C'est entendu.

mercredi 23 septembre 2009

[Vise Un Peu] Times New Viking - Born Again Revisited

Si vous avez bonne mémoire, vous vous souvenez peut-être que j'avais publié il y a quelques mois une diatribe plutôt négative sur ce nouveau mouvement Shoegaze, a.k.a. les groupes de rock d'école primaire qui s'enregistrent exprès avec un son sale. Il devait y avoir une deuxième partie à cet article, un article sur les groupes de ce mouvement, mais je ne l'ai jamais fait, pour la simple et bonne raison que ça me gonflait de parler de groupes qui sont pour la plupart inutiles et mauvais. En soi, cette absence de suite était une suite tacite et conceptuelle, ma manière à moi de dire "on en a vraiment rien à foutre de ces losers". Depuis, Wavves a fatigué tout le monde, les remasters des Beatles sont sortis et l'été est mort : le shitgaze est déjà has-been, et ce n'est sûrement pas le nouvel album des Times New Viking qui viendra changer la donne, tout le monde s'en fout, personne n'aime ce groupe de toute façon, c'était de la posture, même Pitchfork va trouver l'album bon mais pas aussi bon qu'avant si ça se trouve.


"No Time, No Hope"


Et pourtant, bizarrement quoiqu'au moment opportun, Times New Viking a enfin réussi ce dont on les croyait capables depuis "Present The Paisley Reich" (en 2007) et qui avait été confirmé l'année dernière avec le très réussi "Rip It Off ": faire un album de rock convainquant, honnête, efficace, dont l'écoute accroche l'oreille non pas à cause de la production, mais uniquement grâce à des morceaux. En soi, tout ce qu'il manquait à Times New Viking, car ils avaient déjà l'énergie, le talent et l'attitude nécessaire, c'était des morceaux vraiment excellents sur toute la longueur d'un album qui ne lassent pas au bout de 24 heures. Et c'est exactement ce que l'on a ici ; plus matures peut-être avec le temps, mais au meilleur de leur forme, le trio de Colombus fait de "Born Again Revisited" son chef d'œuvre. Certes, pour tous ceux qui avaient adoré Rip It Off (vous êtes peu nombreux) et tout ceux qui l'avaient haï aussi, cet album sonnera presque comme une redite. Mais c'est dans les détails que l'album se joue, et le groupe a tout simplement élargi ses morceaux : ils ont plus de puissance, plus d'ampleur, et vont même jusque dans des territoires que le groupe semblait ne jamais explorer. Pour preuve, l'excellent Martin Luther King Day surprend en ouverture d'album, et pas seulement à cause d'un son "25% plus propre" comme le proclamait le batteur à la presse (et c'est vrai d'ailleurs, pour cet album, ils ont pas donné le master au label Matador sur une cassette audio, mais sur une VHS), non, il surprend car le groupe ralentit le rythme, se calme par intermittence, et y est d'une assurance démentielle. Carré, angoissé, entêtant, avec une violence en sourdine, c'est un morceau d'un groupe qui sait parfaitement où il va et qui a su marquer sa musique d'une empreinte qui n'appartient qu'à lui.

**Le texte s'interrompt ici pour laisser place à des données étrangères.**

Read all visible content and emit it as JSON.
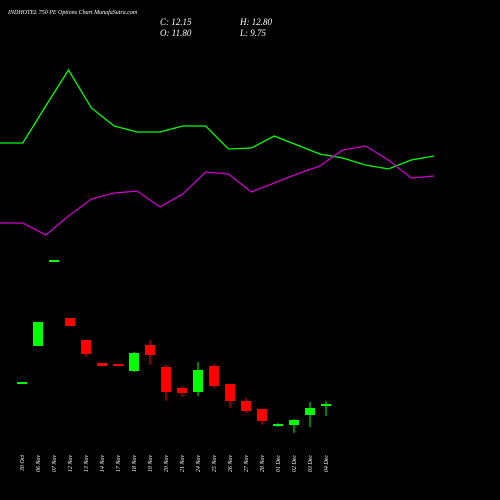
{
  "chart_data": {
    "type": "candlestick",
    "title": "INDHOTEL 750 PE Options Chart MunafaSutra.com",
    "ohlc_text": [
      "C: 12.15",
      "H: 12.80",
      "O: 11.80",
      "L: 9.75"
    ],
    "categories": [
      "30 Oct",
      "06 Nov",
      "07 Nov",
      "12 Nov",
      "13 Nov",
      "14 Nov",
      "17 Nov",
      "18 Nov",
      "19 Nov",
      "20 Nov",
      "21 Nov",
      "24 Nov",
      "25 Nov",
      "26 Nov",
      "27 Nov",
      "28 Nov",
      "01 Dec",
      "02 Dec",
      "03 Dec",
      "04 Dec"
    ],
    "open": [
      16.55,
      23.75,
      40.95,
      29.35,
      24.95,
      20.35,
      20.15,
      18.75,
      23.95,
      19.55,
      15.35,
      14.55,
      19.75,
      16.15,
      12.75,
      11.15,
      7.75,
      7.95,
      9.95,
      11.8
    ],
    "high": [
      16.55,
      28.55,
      40.95,
      29.35,
      24.95,
      20.35,
      20.15,
      22.55,
      24.95,
      19.95,
      15.75,
      20.55,
      20.15,
      16.15,
      13.35,
      11.15,
      8.35,
      9.15,
      12.55,
      12.8
    ],
    "low": [
      16.55,
      23.75,
      40.95,
      27.75,
      21.55,
      19.75,
      19.75,
      18.55,
      19.95,
      12.75,
      13.55,
      13.75,
      15.35,
      11.35,
      10.35,
      7.95,
      7.55,
      6.35,
      7.55,
      9.75
    ],
    "close": [
      16.55,
      28.55,
      40.95,
      27.75,
      22.15,
      19.75,
      19.75,
      22.35,
      21.95,
      14.55,
      14.35,
      18.95,
      15.75,
      12.75,
      10.75,
      8.75,
      8.15,
      8.95,
      11.35,
      12.15
    ],
    "up_color": "#00ff00",
    "down_color": "#ff0000",
    "lines": [
      {
        "color": "#00ff00",
        "values": [
          64.35,
          64.35,
          71.75,
          78.95,
          71.35,
          67.75,
          66.55,
          66.55,
          67.75,
          67.75,
          63.15,
          63.35,
          65.75,
          63.95,
          62.15,
          61.35,
          59.95,
          59.15,
          60.95,
          61.75
        ]
      },
      {
        "color": "#cc00cc",
        "values": [
          48.35,
          48.35,
          45.95,
          49.75,
          53.15,
          54.35,
          54.75,
          51.55,
          54.15,
          58.55,
          58.15,
          54.55,
          56.35,
          58.15,
          59.75,
          62.95,
          63.75,
          60.95,
          57.35,
          57.75
        ]
      }
    ]
  }
}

Times New Viking est un groupe issu de plusieurs héritages, comme la plupart des groupes indépendants d'aujourd'hui qui n'inventent plus rien : Il y a l'héritage du rock primitif des 60's, le synthé omniprésent dans l'album évoquant les orgues électriques du garage rock, principalement sur des morceaux comme City On Drugs. On trouve aussi en vrac le punk rock, les groupes d'indie pop DIY des 80's (passez certains morceaux de The Clean avec de la distorsion, ça fait un peu du Times New Viking), le rock indépendant américain des années 90, un peu de noise rock, au bonheur du name-dropping. Certes, il y a tout ça, mais le groupe en est arrivé à un point où il n'évoque plus que lui-même. I Smell Bubblegum, c'est les guitares de Sonic Youth qui font du punk rock d'une certaine manière, mais c'est surtout une musique personnelle qui revisite une certaine manière de faire du rock. Si les territoires explorés ne sont pas totalement vierges, ils sont en tout cas présentés d'une manière tout à fait originale et personnelle, et c'est ça qui fait la différence. Aucun passéisme chez les Times New Viking, regardez la pochette, le mot Woodstock est barré, le signe de la paix est usé sur une vieille photo. Ils sont à la fois un résumé et un nouveau chapitre, à la fois largués par rapport à la production actuelle et complètement en adéquation avec leur époque, dans la musique et dans les thèmes.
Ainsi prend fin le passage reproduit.